"The Society is an integral and important asset for our community that helps thousands of children, adults and senior citizens overcome vision challenges and discover new ways of living, working, and enriching their lives"
St. Louis Cardinals President William O. DeWitt III Serving as Honorary Chair of St. Louis Society for the Blind & Visually Impaired 100th Anniversary Celebrations in 2011.
William O. DeWitt, III, President of the St. Louis Cardinals, has volunteered to serve as Honorary Chairman of the St. Louis Society for the Blind & Visually Impaired 100th Anniversary Celebrations in 2011, a year-long commitment to publicly support the Society's not-for-profit service mission.
"I am proud to support the St. Louis Society for the Blind & Visually Impaired as Honorary Chairman of its centennial celebrations because of the Cardinals' relationship with the Society dating back nearly a century," DeWitt said.
"The Society is an integral and important asset for our community that helps thousands of children, adults and senior citizens overcome vision challenges and discover new ways of living, working, and enriching their lives," DeWitt said. "I sincerely look forward to helping the Society celebrate its centennial year and gala public activities as Honorary Chair," he said.
Sheila Sweeney, Vice Chair of the Society Board of Directors and Chair of 100th Anniversary Year Celebrations, said, "We are thrilled that Mr. DeWitt will serve as Honorary Chair of the Society's 2011 centennial year festivities, and very grateful for his time and efforts. Year 2011 is historic for the Society for many reasons - Mr. DeWitt's involvement makes it even more special."
Society President David Ekin, ACSW, LCSW, said, "The Society is proud of our heritage of providing programs and services for blind and visually impaired people and their families in metro St. Louis since 1911, and very grateful that Mr. DeWitt supports our service mission."
The Cardinals' and DeWitt family connections with the Society began when Society Founder James C. Jones purchased the Cardinals from Betty Britton, who was the first woman owner of a professional baseball team. As Cardinals Chairman, Mr. Jones brought baseball promoter Branch Rickey to the Cardinals as team President and Manager. Mr. Jones, in 1916, also decided to promote a "bright youngster" who was selling soda pop at Cardinals games to work in the front office. That young man was Bill DeWitt. Young Mr. DeWitt quickly rose through the ranks of the Cardinals business organization and stayed a top executive with the team until 1942, and he remained active in professional baseball until 1981, including as General Manager and owner of the old St. Louis Browns.

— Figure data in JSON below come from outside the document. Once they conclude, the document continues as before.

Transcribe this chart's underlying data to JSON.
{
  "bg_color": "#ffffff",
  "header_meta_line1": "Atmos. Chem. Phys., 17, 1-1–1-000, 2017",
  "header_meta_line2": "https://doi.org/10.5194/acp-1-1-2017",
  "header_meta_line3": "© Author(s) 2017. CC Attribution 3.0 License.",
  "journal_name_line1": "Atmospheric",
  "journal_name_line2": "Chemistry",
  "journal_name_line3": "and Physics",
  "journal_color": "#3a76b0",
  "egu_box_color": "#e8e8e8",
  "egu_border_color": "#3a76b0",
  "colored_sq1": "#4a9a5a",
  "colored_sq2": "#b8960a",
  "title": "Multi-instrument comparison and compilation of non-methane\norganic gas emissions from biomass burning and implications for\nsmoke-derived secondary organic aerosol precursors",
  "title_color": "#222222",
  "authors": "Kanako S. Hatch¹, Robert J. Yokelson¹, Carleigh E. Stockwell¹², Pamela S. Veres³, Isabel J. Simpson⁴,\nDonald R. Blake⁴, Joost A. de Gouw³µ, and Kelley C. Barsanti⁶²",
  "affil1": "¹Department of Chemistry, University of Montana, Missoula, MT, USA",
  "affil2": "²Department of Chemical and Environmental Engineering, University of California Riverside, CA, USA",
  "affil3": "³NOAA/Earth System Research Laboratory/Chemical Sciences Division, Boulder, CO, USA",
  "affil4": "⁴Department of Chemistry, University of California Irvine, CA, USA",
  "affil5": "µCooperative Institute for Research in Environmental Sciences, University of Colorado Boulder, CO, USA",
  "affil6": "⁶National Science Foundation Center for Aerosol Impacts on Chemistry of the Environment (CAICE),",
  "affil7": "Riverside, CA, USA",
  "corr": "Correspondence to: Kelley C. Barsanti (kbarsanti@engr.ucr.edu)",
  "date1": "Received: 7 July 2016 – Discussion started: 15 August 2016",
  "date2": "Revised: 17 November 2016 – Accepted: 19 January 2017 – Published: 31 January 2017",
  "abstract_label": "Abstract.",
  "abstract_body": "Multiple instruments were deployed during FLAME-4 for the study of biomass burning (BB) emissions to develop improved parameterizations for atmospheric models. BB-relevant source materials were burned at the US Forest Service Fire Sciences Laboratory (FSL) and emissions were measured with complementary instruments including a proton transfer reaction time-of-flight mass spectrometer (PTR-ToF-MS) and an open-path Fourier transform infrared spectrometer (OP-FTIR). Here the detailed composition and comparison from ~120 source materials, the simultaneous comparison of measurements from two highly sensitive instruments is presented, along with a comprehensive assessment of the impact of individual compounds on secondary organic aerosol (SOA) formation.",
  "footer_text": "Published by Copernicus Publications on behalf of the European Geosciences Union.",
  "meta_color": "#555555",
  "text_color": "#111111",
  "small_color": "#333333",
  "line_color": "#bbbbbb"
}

William DeWitt, Jr., later followed in his father's footsteps in the professional baseball world and, in 1995, became the Cardinals' Chairman and General Partner. His son, William O. DeWitt, III, became President of the Cardinals organization in 2008. The Cardinals team is one of the most popular in baseball and has won ten World Series Championships, second only to the New York Yankees.
In 2011, the Society will celebrate its centennial by hosting special events for people of all ages and walks of life. A few are:
"In Touch With Knowledge: The Educational History of Blind People & History of Braille Writers," a free, hands-on exhibit January 28-March 12, 2011 at Crestwood Court. "In Touch With Knowledge" is presented by the Museum of the American Printing House for the Blind made possible by a gift from Eugene Callahan in memory of his wife, Marie.
"Celebrate a Century: EnVISION the Future," a VIP reception and dinner to celebrate the Society's history and achievements by individuals is April 9, 2011, at the Hilton St. Louis at the Ballpark. The internationally-recognized Leslie Dana Gold Medal Award and other recognitions will honor outstanding achievements in blindness prevention and to the visually impaired community.
"Children & Family Festival in the Park" on September 17, 2011. This fun event for sighted and visually impaired people of all ages will adapt sports and games, including baseball and other activities, for children and youth who are blind or visually impaired. The day-long festival at Shaw Park in Clayton also will feature music, entertainment and food.
The Society enhances independence, empowers individuals and enriches the lives of people who are blind and visually impaired and their families. Its committed staff provides specialized Vision Rehabilitation, Orientation & Mobility, Adaptive Education, Assistive Technology, Children's Services and Support Services. It provides older adults who are newly visually impaired or blind due to age-related eye conditions with home-based services, specialized agency services and community activities. It also renders services to school-age students in Illinois and Missouri. It is the only agency of its kind serving greater St. Louis, and the second oldest of its kind west of the Mississippi River.